TV licence fee must be scrapped says Jacob Rees-Mogg as he blasts BBC

TV licence fee must be scrapped says Jacob Rees-Mogg as he blasts BBC

Jacob Rees-Mogg calls for the licence fee to be scrapped

GB News
Ben Chapman

By Ben Chapman

Published: 13/03/2023

- 17:18

Updated: 13/03/2023

- 20:32

The Match of the Day presenter stood back from his broadcasting duties over the weekend

The standoff between Gary Lineker and the BBC has amplified the need for the licence fee to be scrapped, according to Jacob Rees-Mogg.

The Match of the Day presenter stood back from his broadcasting duties over the weekend after BBC bosses took issue with his tweet criticising the Government’s migrant policy.

The move sparked mass backlash from within the corporation, leading to heavily reduced football coverage over the weekend as many of the ex-England striker’s colleagues opted to abandon their duties in a show of solidarity.

GB News presenter Jacob Rees-Mogg argued that the BBC’s status as a state broadcaster jeopardises the ability of individuals such as Lineker to voice their opinions.

Jacob Rees-Mogg speaks on GB News

Jacob Rees-Mogg says the Gary Lineker row highlights the need for the licence fee to be scrapped

GB News

He said: “He’s entitled to have any view he wants, we are all in favour of freedom of speech and people being allowed to say things that we don’t agree with, or we may even find offensive, and that’s actually fine.

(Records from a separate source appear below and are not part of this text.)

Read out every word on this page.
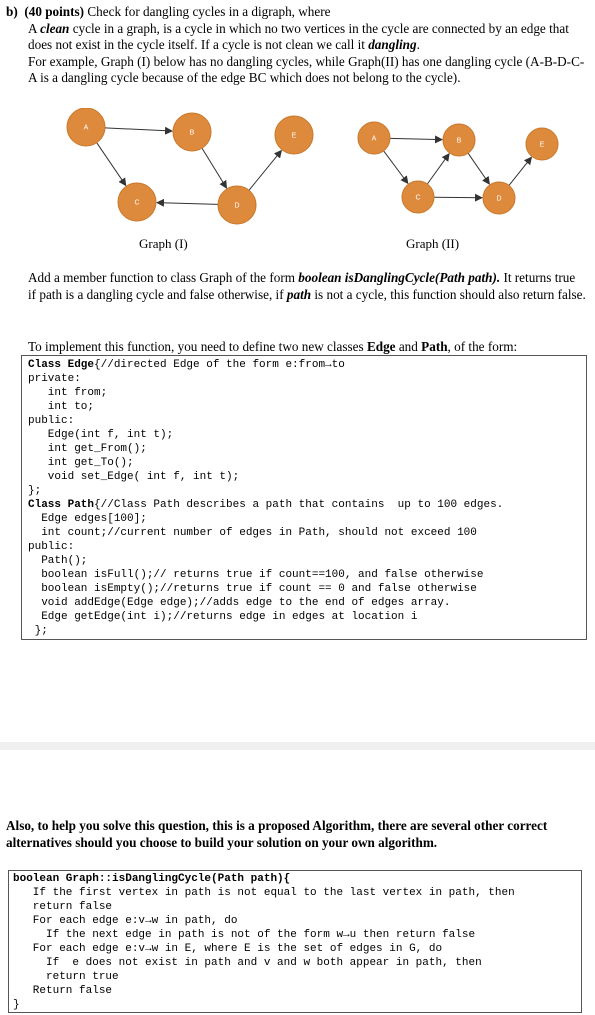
b) (40 points) Check for dangling cycles in a digraph, where
A clean cycle in a graph, is a cycle in which no two vertices in the cycle are connected by an edge that does not exist in the cycle itself. If a cycle is not clean we call it dangling.
For example, Graph (I) below has no dangling cycles, while Graph(II) has one dangling cycle (A-B-D-C-A is a dangling cycle because of the edge BC which does not belong to the cycle).
A
B
C	D
E	A	B
C	D
E
Graph (I)	Graph (II)
Add a member function to class Graph of the form boolean isDanglingCycle(Path path). It returns true if path is a dangling cycle and false otherwise, if path is not a cycle, this function should also return false.
To implement this function, you need to define two new classes Edge and Path, of the form:
Class Edge{//directed Edge of the form e:from→to
private:
int from;
int to;
public:
Edge(int f, int t);
int get_From();
int get_To();
void set_Edge( int f, int t);
};
Class Path{//Class Path describes a path that contains  up to 100 edges.
Edge edges[100];
int count;//current number of edges in Path, should not exceed 100
public:
Path();
boolean isFull();// returns true if count==100, and false otherwise
boolean isEmpty();//returns true if count == 0 and false otherwise
void addEdge(Edge edge);//adds edge to the end of edges array.
Edge getEdge(int i);//returns edge in edges at location i
};
Also, to help you solve this question, this is a proposed Algorithm, there are several other correct alternatives should you choose to build your solution on your own algorithm.
boolean Graph::isDanglingCycle(Path path){
If the first vertex in path is not equal to the last vertex in path, then
return false
For each edge e:v→w in path, do
If the next edge in path is not of the form w→u then return false
For each edge e:v→w in E, where E is the set of edges in G, do
If  e does not exist in path and v and w both appear in path, then
return true
Return false
}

“He can say what he likes. The issue is that the BBC is the state broadcaster and that it’s funded by a tax on televisions. If it weren’t, then we wouldn’t need to worry about its impartiality.

“Actually, if we change the funding mechanism of the BBC, we could have a much freer media, as they do in the United States, where people are allowed to say what they think.

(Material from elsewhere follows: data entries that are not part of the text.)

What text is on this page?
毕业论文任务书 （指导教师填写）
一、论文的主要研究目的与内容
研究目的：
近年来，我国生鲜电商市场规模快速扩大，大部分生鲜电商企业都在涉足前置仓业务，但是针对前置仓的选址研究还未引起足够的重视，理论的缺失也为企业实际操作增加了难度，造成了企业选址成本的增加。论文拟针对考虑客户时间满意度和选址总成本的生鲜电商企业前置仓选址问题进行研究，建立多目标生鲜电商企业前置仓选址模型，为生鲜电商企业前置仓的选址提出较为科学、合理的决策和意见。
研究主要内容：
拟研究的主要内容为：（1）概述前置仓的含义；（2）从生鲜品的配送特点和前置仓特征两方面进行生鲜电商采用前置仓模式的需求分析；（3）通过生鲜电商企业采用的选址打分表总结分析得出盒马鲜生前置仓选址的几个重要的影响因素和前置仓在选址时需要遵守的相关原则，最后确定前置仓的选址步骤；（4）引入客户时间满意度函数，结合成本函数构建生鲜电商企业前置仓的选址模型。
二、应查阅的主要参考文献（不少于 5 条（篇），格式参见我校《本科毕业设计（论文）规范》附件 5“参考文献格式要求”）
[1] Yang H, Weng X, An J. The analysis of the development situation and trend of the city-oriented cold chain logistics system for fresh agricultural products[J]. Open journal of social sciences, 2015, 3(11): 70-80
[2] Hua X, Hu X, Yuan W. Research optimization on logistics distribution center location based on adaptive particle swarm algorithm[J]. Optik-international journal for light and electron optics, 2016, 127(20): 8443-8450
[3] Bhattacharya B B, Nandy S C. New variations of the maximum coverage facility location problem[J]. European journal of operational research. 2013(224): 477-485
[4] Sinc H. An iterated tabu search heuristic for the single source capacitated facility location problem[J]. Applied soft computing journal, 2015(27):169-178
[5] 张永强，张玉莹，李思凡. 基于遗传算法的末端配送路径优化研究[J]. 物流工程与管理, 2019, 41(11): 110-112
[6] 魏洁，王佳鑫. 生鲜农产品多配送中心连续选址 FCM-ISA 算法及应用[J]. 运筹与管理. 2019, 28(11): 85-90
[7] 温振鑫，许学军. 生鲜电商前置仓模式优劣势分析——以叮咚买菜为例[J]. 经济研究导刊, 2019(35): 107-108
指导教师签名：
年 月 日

“I think that would be much better rather than this pretence that the BBC is impartial, which it isn’t, then having rows about particular presenters.”

Gary Lineker presents the BBC's Sports Personality of the Year AwardsGary Lineker compared the Government's language on migrants to 1930s GermanyBBC

Following the hugely disrupted football coverage offered by the BBC, the corporation has announced Gary Lineker will be returning to his duties next weekend.

In a statement issued on Twitter, Lineker described the past few days as “surreal”, adding that he was “delighted we have navigated a way through this”.

He declined to comment further or answer any questions outside his south-west London home on Monday.

In a series of tweets, Lineker also appeared to address the issue of migration again, saying his difficult weekend “doesn’t compare to having to flee your home from persecution or war to seek refuge in a land far away”.

“We remain a country of predominantly tolerant, welcoming and generous people. Thank you,” he added.

In a follow-up tweet, Lineker thanked BBC Director-General Tim Davie for his “understanding during a difficult period”.

The presenter said: “He has an almost impossible job keeping everybody happy, particularly in the area of impartiality.

“I am delighted that we’ll continue to fight the good fight, together.”

Outside the BBC building

The BBC is under fire over the row involving Gary Lineker


Ex-minister Mogg says the case further exemplifies the hinderances imposed by the licence fee.

Speaking to GB News’ Bev Turner and Andrew Pierce, he said: “I have long thought that the licence fee is a constraint on the BBC as it stops it earning revenues by subscriptions on the iPlayer, or by taking advertising.

“It leads to a heavily regulated media based around what the BBC needs and what is needed for a state-funded channel.

“And so, yes, I’m saying the licence fee has passed its sell-by date and it needs to go.”

He continued: “There are so many different ways of watching recorded programmes now that you don’t invariably need a licence fee.

“I certainly wouldn’t pay a licence fee if you don’t need it.”

Asked if the BBC was right to suspend Gary Lineker, he said: “I think Lineker is a distraction.

The overall picture of the licence fee, and I think those of us broadly on the right have to be very, very careful about attacking people for freedom of speech, so I'm not fussed about what he says.

“I’m not fussed about his contract, I’m fussed about the fact that the BBC is not an impartial broadcaster but it's funded by all of us and that's the fundamental issue.”

He added: “I don’t understand why he doesn't stand for Parliament. He’s highly articulate.”